Generally I was pretty happy with the race. As you can see in the table above, my swim and runs were on target and were in-fact new personal bests. I actually stopped my watch coming out of the water in 22.30 (but the timing mat was at the top of a hill entering transition).  However, my bike was disappointing. My legs hadn’t felt brilliant but after 5k on the bike, and the first time we’d got out of the wind, I heard a horrible rubbing sound coming from my back wheel. I’d looked back and could see that one of the springs on my brake callipers and come loose and the whole calliper had been pushed to the extreme right, and that I had one brake pad rubbing the whole time. I quickly jumped off and tried to readjust the brake to no avail. I even disconnected the whole rear brake, and completed the rest of the ride with no rear brake function (except the permanent rubbing).  Mentally this was a struggled to get over, and keep pushing through. But also, after checking the results at the end of the race, I calculated that if I’d hit my target average speed on the bike, I’d have been around 30secs off a qualifying spot for the World Championships.

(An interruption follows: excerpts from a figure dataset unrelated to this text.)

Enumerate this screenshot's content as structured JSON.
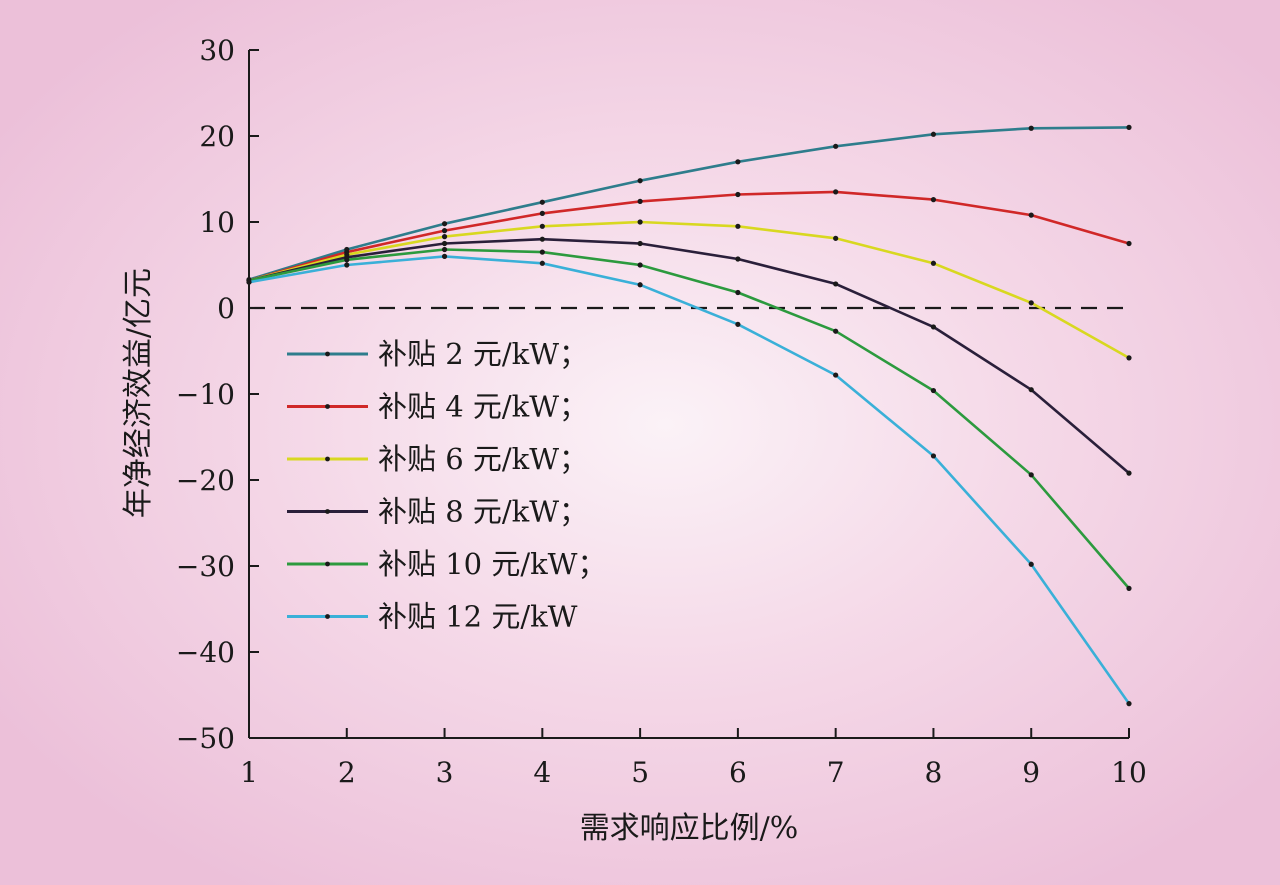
{
  "chart_data": {
    "type": "line",
    "xlabel": "需求响应比例/%",
    "ylabel": "年净经济效益/亿元",
    "xlim": [
      1,
      10
    ],
    "ylim": [
      -50,
      30
    ],
    "x_ticks": [
      1,
      2,
      3,
      4,
      5,
      6,
      7,
      8,
      9,
      10
    ],
    "y_ticks": [
      30,
      20,
      10,
      0,
      -10,
      -20,
      -30,
      -40,
      -50
    ],
    "y_tick_labels": [
      "30",
      "20",
      "10",
      "0",
      "−10",
      "−20",
      "−30",
      "−40",
      "−50"
    ],
    "zero_reference_line": "dashed",
    "grid": false,
    "legend_position": "left-middle",
    "x": [
      1,
      2,
      3,
      4,
      5,
      6,
      7,
      8,
      9,
      10
    ],
    "series": [
      {
        "name": "补贴 2 元/kW；",
        "color": "#2e7d8c",
        "values": [
          3.3,
          6.8,
          9.8,
          12.3,
          14.8,
          17.0,
          18.8,
          20.2,
          20.9,
          21.0
        ]
      },
      {
        "name": "补贴 4 元/kW；",
        "color": "#d02828",
        "values": [
          3.2,
          6.5,
          9.0,
          11.0,
          12.4,
          13.2,
          13.5,
          12.6,
          10.8,
          7.5
        ]
      },
      {
        "name": "补贴 6 元/kW；",
        "color": "#d8d820",
        "values": [
          3.2,
          6.2,
          8.3,
          9.5,
          10.0,
          9.5,
          8.1,
          5.2,
          0.6,
          -5.8
        ]
      },
      {
        "name": "补贴 8 元/kW；",
        "color": "#2a1f3a",
        "values": [
          3.2,
          5.9,
          7.5,
          8.0,
          7.5,
          5.7,
          2.8,
          -2.2,
          -9.5,
          -19.2
        ]
      },
      {
        "name": "补贴 10 元/kW；",
        "color": "#2c9a3e",
        "values": [
          3.2,
          5.6,
          6.8,
          6.5,
          5.0,
          1.8,
          -2.7,
          -9.6,
          -19.4,
          -32.6
        ]
      },
      {
        "name": "补贴 12 元/kW",
        "color": "#3ab0d8",
        "values": [
          3.0,
          5.0,
          6.0,
          5.2,
          2.7,
          -1.9,
          -7.8,
          -17.2,
          -29.8,
          -46.0
        ]
      }
    ]
  }
}
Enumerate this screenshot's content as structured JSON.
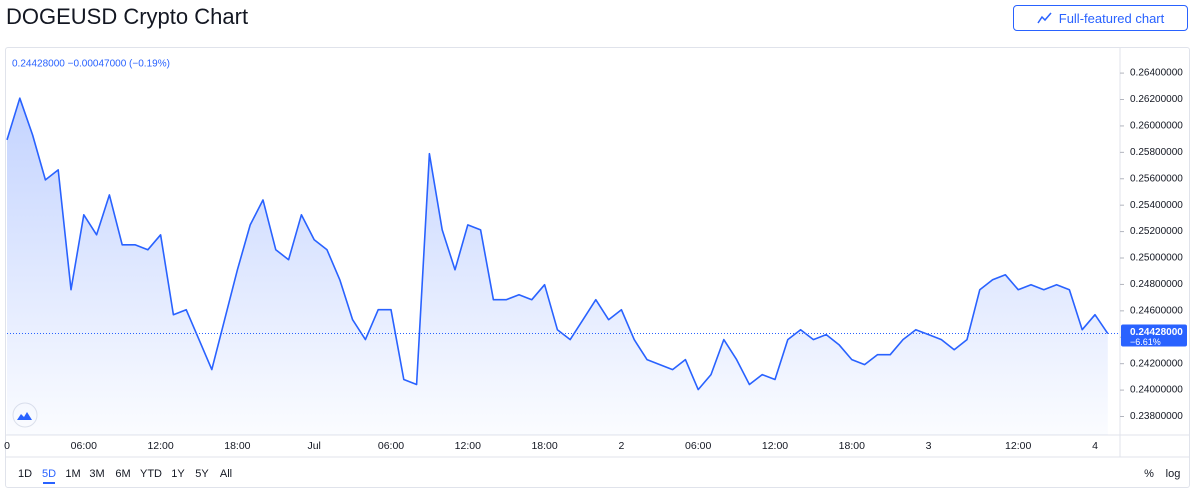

This was incredibly frustrating, knowing how close I could have been, but it’s now a motivation. Looking at how far I’d come from my first race, and seeing how quick I was now, I can be confident in my MAF method of training, and can be sure that it isn’t just a weight loss technique – it will allow me to race competitively.  Also, looking at my splits compared to those that qualified, I can see that my swim and run were relatively competitive. My swim is down, but always improving, and my run was in fact faster than two of the guys that qualified.  I can be confident that if my training goes well for the next few weeks I’ll be in a great position to challenge for qualification in my next race in mid-July.

Lessons from the Day

  • Rice pudding works for me as a lower fibre (easier to digest), alternative to porridge oats.
  • Give yourself plenty of time to set up your bike and get ready for the race – I was delayed and didn’t get a chance to check my bike was working, or to warm up before the swim. I almost missed the start! It’s not worth the extra 30mins of sleep, or jeopardising the months of training – get yourself to the race on time.
  • Just the one bottle of drink and two gels worked well for my nutrition during the race.
  • Sprinting the first 100m of the swim to find the feet of the fastest swimmers massively improved my time – it’s my first time trying this strategy. After you’ve found their feet just hold on for a new PB!
  • Pushing the first mile of the run to hit your target race-pace. Yes, your legs will feel terrible coming off the bike, but they’ll come back, I’ve found. If after a mile I couldn’t sustain the pace, then I would have adjusted.
  • Don’t be intimidated by other people’s nice bikes – stay confident in your own ability and your own training.
  • Set yourself big goals – you’ll work for it if it’s exciting enough!